Would it be possible to make a video with the translation in modern English because some of these where a guessing game 😂
Sē sele = The hall / the manor
Sē tūn = The town
Sē wer = The man / The were
Sē fǣder = The father
Sē cyning = The king / The kyning
Sēo cwēn = The queen
Sēo wyrt = The plant / The herb
Sēo mæġþ = The girl / The maiden
Þæt holt = The forest / That holt
Þæt wif = The woman / That wife
Þæt hūs = The house / That house
Þæt stǣr = The story / That history
Sē bera = The bear
Sē nama = The name
Middanġeard = Earth / World / Middenyard
Engla-land = England / Land of the Angles
🍻
@@TitoHabifInteresting how "that" was singular while "the" was plural.
"Promo sm"
many of these examples are confusing
like are you referring to the plant or the leaves of the plant or the planting of a plant?
are you referring to the person writing, the person speaking, or the person reading?
are you referring to the person just being in the forest, the act of walking in a forest?
are you referring to the cathedral or the ceiling of the cathedral?
the examples sentences didn't provide much clarity either
i guess im just too stupid
Interestingly, for those comments written in Old English, Google translate obviously can't recognize the language and does a pathetic job of translating them.
Sé bera níedes ān wīf. 🐻⛪💍🐻=🧸
going through this im going to type what i think each are as im listening:
se sele not sure , u show the palace, a celing and another building. pa selas seems to be collection of buildings.

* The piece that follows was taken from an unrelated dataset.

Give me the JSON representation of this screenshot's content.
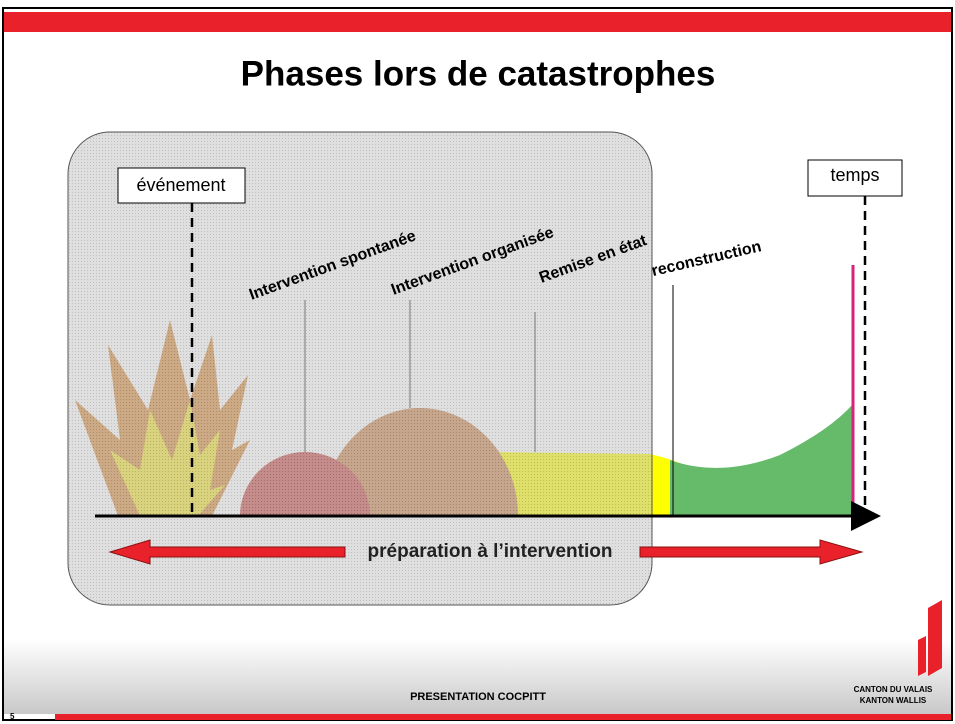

se tun is the town, pa tunas the towns
se wer / pa weras all just seem to be men nothing else in common?
se faeder is the father, pa faerderas is the fathers
se cyning is the king so pa cyningas is the kings
seo cwen being the queen, pa cwebe THE queens
seo wyrt the plant? - pa wyrte plants ?
sep / pa maegp is gil / girls i think but i will have to stop here theres simply not enough explanation to understand fully what im GUESSING at for episode one this really should be a build up to individual things like this ... one a basic understanding is made...
Sele is a Hall, think French: ''Salon'' as it comes from the same root.
Wer is Man, think ''Werewolf'' as well as the Latin and Celtic ''Vir/Wir''.
Wyrt is ''Wort'' another name for plantlife in general ala ''St. John's Wort''.
Maegth is ''Maiden/Girl''.
@@MixerRenegade95And "mægden" actually started out as a diminutive form of "mægþ" (and eventually replaced it after it lost the diminutive sense and became a synonym for the original word).
It's one nitpick I'd make with the video, "mægþ" was rare outside of poetry, except in compound words, since "mægden" had all but replaced it by the time of recorded Old English.
@@nicholassinnett2958 That's interesting, as something similar has happened in modern Dutch. The word 'meid' isn't used often, and the diminutive 'meisje' has pretty much taken its place.
þa cwena =pl
Bit pointless reviving old English, but ditching lots of french words could be done as mostly English still has its Germanic doubles ,it would give English a better flow to it.
Ever heard of "Anglish"?
@@ChildishSoap yes anglish is something I've been meaning to look into further , find it really interesting
Why is the word for woman neuter? It's kind of odd.
It stems from the Verb: to weave (OE: wefan) Someone who weaves is a Wifmann and while anybody can weave it became associated with Women who wove mostly hence Wif became Wife (Weib in High German) and Wifmann became Woman. For a Man weaving he would be called a ''Wefere'' or Weaver.